Arns, Wright e outros ativistas alugaram uma sala com uma máquina copiadora para onde advogados comprometidos com a causa levavam os arquivos que seriam xerocados. “Os advogados tinha direito de retirar os processos do Superior Tribunal Militar por algumas horas e corriam para copiá-los antes de serem devolvidos”, diz Anita Wright.

Foto recuperada pelo projeto ‘Brasil: Nunca Mais’ de movimento sindicalista no 1º de maio de 1968 na praça da Sé em São Paulo Foto: BR UNICAMP IFCH/AEL BNM

“Se meu pai teve medo [da repressão] em algum momento, ele não demonstrou”, relata. “Ele mantinha seu trabalho de forma reservada, até como uma forma de proteção para a família.”

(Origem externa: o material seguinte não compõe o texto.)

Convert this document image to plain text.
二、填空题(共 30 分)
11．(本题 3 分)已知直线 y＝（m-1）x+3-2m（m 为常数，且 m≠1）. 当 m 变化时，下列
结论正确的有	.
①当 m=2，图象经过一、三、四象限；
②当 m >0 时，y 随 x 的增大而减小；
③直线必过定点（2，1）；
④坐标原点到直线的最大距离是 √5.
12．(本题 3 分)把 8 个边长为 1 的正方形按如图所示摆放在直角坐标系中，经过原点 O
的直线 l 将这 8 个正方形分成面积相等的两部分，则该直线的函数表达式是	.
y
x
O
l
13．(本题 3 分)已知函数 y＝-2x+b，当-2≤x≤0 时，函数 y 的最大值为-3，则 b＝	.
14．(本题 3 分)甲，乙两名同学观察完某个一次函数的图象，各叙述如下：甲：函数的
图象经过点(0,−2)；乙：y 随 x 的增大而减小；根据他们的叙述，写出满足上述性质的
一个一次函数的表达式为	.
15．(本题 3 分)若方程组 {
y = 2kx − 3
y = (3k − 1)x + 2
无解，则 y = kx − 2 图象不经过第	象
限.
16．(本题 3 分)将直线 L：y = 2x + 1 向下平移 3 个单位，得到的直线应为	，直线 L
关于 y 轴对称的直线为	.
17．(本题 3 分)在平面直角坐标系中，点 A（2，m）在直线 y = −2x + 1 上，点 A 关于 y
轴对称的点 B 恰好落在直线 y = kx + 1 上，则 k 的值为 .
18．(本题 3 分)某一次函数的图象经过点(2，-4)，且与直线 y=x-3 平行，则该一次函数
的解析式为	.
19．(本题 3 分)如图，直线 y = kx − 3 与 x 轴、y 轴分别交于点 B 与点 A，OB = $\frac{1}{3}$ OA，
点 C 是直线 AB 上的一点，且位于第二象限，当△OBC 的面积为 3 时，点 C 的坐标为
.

Os documentos reunidos deram origem ao projeto Brasil: Nunca Mais, que resultou na publicação de um livro que é um inventário sobre a tortura no Brasil durante os 21 anos de ditadura.

“Só ficamos sabendo da grandeza do projeto depois que tudo acabou.”

Ao lado de Dom Evaristo Arns e do rabino Henry Sobel, Jaime Wright também conduziu em 1975 o culto em memória a Vladimir Herzog, jornalista assassinado pela ditadura militar e que se tornou símbolo da luta a favor da democracia.

“Foi um momento muito marcante porque houve uma grande mobilização dos militares para impedir que o evento acontecesse. Me lembro que foram feitas barreiras na [Avenida] 23 de Maio e meu pai quase não conseguiu chegar a tempo da celebração”, diz Anita.

Diferente de Herzog, o corpo do tio da presbítera, Paulo Stuart Wright, nunca foi encontrado. Há suspeitas de que ele tenha sido morto sob tortura após ser preso no DOI-Codi de São Paulo.